Tuesday, August 11, 2009

I really am not liking this Philip Roth novel I'm reading, which has now descended into being one of those 60s novels about Freudian analysis. Of course Roth is much cleverer than that, but the cleverness palls. I tire of the main character's obsession with himself and begin to long for a leisurely 19th-century novel about everyone in town, where the author sits up in the sky next to God and makes large-hearted observations about her creations.
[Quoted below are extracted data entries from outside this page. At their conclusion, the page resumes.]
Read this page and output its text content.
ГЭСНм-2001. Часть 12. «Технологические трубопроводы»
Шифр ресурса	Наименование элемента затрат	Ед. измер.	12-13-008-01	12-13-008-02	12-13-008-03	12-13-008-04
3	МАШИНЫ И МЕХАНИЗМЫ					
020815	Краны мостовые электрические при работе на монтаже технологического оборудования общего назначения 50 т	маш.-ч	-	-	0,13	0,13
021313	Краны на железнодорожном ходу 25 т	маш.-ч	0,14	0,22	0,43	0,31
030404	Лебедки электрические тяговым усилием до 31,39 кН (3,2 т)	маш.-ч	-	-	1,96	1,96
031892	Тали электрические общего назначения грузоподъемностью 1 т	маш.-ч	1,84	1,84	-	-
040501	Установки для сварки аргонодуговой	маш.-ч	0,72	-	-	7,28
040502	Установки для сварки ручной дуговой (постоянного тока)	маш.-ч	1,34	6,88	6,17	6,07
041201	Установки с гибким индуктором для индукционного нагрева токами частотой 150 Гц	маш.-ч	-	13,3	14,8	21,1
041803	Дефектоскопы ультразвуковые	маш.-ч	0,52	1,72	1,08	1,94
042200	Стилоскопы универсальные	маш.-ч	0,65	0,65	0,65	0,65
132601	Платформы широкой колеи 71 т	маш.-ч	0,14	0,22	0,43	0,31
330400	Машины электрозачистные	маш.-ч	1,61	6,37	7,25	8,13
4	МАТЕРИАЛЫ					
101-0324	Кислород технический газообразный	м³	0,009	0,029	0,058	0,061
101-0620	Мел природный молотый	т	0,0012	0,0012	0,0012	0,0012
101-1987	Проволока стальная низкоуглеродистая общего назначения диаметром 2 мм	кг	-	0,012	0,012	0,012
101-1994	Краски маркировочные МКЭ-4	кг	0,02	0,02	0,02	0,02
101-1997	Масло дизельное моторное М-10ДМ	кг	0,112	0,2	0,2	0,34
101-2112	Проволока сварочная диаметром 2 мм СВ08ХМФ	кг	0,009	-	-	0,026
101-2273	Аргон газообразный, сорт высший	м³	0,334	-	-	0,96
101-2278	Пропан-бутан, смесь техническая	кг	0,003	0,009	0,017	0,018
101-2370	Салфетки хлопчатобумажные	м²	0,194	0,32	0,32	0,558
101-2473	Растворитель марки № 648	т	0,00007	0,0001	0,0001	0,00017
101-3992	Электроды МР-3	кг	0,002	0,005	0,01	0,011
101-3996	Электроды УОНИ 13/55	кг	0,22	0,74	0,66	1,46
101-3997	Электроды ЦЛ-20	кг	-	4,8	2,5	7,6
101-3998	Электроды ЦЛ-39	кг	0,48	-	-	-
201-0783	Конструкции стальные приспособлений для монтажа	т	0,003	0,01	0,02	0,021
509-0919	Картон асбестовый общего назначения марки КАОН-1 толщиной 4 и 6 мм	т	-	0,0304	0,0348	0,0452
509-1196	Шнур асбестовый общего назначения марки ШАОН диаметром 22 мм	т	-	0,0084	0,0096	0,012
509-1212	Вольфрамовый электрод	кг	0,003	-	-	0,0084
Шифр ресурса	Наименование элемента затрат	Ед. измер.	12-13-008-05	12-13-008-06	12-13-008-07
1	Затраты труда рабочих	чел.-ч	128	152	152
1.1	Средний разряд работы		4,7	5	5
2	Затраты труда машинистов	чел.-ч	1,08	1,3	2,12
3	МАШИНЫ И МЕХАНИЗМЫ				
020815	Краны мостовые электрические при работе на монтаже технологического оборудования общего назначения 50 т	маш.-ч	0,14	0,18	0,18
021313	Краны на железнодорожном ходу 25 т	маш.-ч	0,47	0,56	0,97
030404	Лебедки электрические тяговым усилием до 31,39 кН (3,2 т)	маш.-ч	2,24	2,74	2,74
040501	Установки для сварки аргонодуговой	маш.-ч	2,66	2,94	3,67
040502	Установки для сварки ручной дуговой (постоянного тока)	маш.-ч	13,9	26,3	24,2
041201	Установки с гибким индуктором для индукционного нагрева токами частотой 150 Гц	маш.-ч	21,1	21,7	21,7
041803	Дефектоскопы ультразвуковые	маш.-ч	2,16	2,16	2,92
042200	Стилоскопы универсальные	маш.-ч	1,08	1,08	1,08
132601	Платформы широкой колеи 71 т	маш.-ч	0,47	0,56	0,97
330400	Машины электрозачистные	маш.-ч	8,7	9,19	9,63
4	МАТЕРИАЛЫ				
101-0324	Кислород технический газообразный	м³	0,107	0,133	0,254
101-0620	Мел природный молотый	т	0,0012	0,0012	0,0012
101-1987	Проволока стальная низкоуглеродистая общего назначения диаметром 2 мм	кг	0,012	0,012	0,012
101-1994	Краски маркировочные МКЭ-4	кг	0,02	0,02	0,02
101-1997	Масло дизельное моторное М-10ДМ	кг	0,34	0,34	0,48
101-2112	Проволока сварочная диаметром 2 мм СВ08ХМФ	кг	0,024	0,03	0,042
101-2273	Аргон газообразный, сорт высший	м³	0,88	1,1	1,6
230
I expect that Roth doesn't care for those kinds of novels.

On another, possibly related note: a friend of mine has recently been reading more Robert Lowell poems than any regular reader could digest, which has prompted my recollection of this comment from Ian Hamilton's biography of Lowell:

Back in Boston, the Sunday Globe proclaimed him MOST PROMISING POET IN 100 YEARS . . . MAY BE GREATER THAN JAMES AND AMY. And the paper carried a comment from "Robert Traill Spence Lowell, Annapolis graduate, retired navy officer and stockbroker"; "Poets," Lowell's father said, "seem to see more in his work than most other people."

Ah, family life.

3 comments:

Ruth said...

Ah, those novels of Angela Thirkell, E.M. Delafield, E.F. Benson, Miss Read, Jan Karon where nothing really happens and yet everything happens. I love getting lost in those books.

Beto Palaio said...

In recollections of a broken mind I do prefer Spalding Gray... He only couldn’t support his own mind problems, but his writings are a journey apart...

Dawn Potter said...

I haven't read Gray but maybe I should. He grew up near where I grew up, and his name was always in the paper in that "we're pretending he's more important than he is because he came from our town and we need a famous person" kind of way. As a result, I never had a clear idea about who he was and whether he really was an artist or not.